高血圧症の患者には血圧を下げる薬が必要で、その作用機序によって様々な種類から必要な薬を選択されます。
カルシウム拮抗薬、ACE阻害薬、αβ遮断薬、利尿薬などが存在し、これらをひとまとめにして降圧剤と呼びます。
その中であって、テルミサルタンを有効成分とし、血圧を上げる物質を選択的に阻害するミカルディスは「アンジオテンシンII受容体拮抗薬」と呼ばれ、略称でARBと言われています。
アンジオテンシンIIは受容体に結合することでアルドステロンと呼ばれる血液量を増やす物質が分泌され、血管を収縮させて全体的に血圧上昇を起こします。
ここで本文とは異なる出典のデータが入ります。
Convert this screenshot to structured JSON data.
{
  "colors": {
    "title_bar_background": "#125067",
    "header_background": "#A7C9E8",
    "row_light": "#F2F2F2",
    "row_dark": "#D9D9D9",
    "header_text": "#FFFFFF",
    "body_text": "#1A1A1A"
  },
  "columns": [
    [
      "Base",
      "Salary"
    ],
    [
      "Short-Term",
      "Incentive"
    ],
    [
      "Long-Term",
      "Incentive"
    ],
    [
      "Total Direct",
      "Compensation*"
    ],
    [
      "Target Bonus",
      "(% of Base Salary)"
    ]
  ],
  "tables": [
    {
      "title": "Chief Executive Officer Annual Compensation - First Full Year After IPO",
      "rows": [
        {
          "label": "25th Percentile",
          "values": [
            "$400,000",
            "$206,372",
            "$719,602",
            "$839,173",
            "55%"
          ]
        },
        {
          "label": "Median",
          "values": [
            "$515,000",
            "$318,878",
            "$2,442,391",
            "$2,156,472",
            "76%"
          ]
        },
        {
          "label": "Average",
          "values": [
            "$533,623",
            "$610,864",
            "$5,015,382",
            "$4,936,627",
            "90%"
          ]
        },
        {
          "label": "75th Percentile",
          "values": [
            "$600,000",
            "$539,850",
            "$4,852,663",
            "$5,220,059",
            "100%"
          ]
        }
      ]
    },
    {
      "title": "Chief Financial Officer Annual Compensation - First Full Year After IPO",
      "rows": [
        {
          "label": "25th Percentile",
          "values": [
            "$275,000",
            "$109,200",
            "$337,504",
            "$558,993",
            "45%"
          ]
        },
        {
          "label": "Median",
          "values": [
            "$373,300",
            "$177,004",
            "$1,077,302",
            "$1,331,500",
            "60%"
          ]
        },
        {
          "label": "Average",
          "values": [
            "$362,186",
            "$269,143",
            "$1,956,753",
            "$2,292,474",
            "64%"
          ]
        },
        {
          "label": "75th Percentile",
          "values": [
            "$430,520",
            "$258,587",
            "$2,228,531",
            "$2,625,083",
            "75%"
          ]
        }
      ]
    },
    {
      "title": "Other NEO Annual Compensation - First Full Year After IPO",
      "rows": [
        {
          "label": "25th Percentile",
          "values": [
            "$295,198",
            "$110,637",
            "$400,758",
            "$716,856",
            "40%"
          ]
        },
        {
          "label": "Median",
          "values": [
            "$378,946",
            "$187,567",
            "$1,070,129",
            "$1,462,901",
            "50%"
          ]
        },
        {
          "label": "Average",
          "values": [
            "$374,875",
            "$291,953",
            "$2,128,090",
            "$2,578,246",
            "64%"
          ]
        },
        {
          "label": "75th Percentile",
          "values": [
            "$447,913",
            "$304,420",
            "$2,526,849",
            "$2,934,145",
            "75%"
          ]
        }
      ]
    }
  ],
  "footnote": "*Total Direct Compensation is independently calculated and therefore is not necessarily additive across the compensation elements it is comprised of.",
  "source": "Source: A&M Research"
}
高血圧症の患者はこうした作用によって血圧が上昇したままになるのですが、ミカルディスを服用することで受容体に先に取り付いて、アンジオテンシンIIが結合するのを阻害する働きをします。
その結果、アルドステロンが分泌されず、血管が収縮されないことで血圧上昇を抑えることができるようになります。

肝臓このミカルディスは特殊な排泄経路を持ち、服用してから薬効が出たあとの半減期に、ほぼ全ての成分が肝臓から胆汁と一緒に便として排泄されるようになります。
一般的な薬は腎臓から排泄を行ったり、肝臓で代謝を受けるようになっているのですが、ミカルディスは毒素となる薬剤の解毒を行わずに排泄するため、肝臓に強い負担をかけることがありません。
また、腎臓への負担もないので腎臓から排泄される薬が利用できない患者でも使うことができます。
ただし、胆汁の分泌が必要不可欠になっているので、元から重い肝臓病を患っていたり、高カリウム血症や腎臓病、胆汁の分泌が極めて悪い人などはこの限りではなく、ミカルディスの使用が制限されることがあります。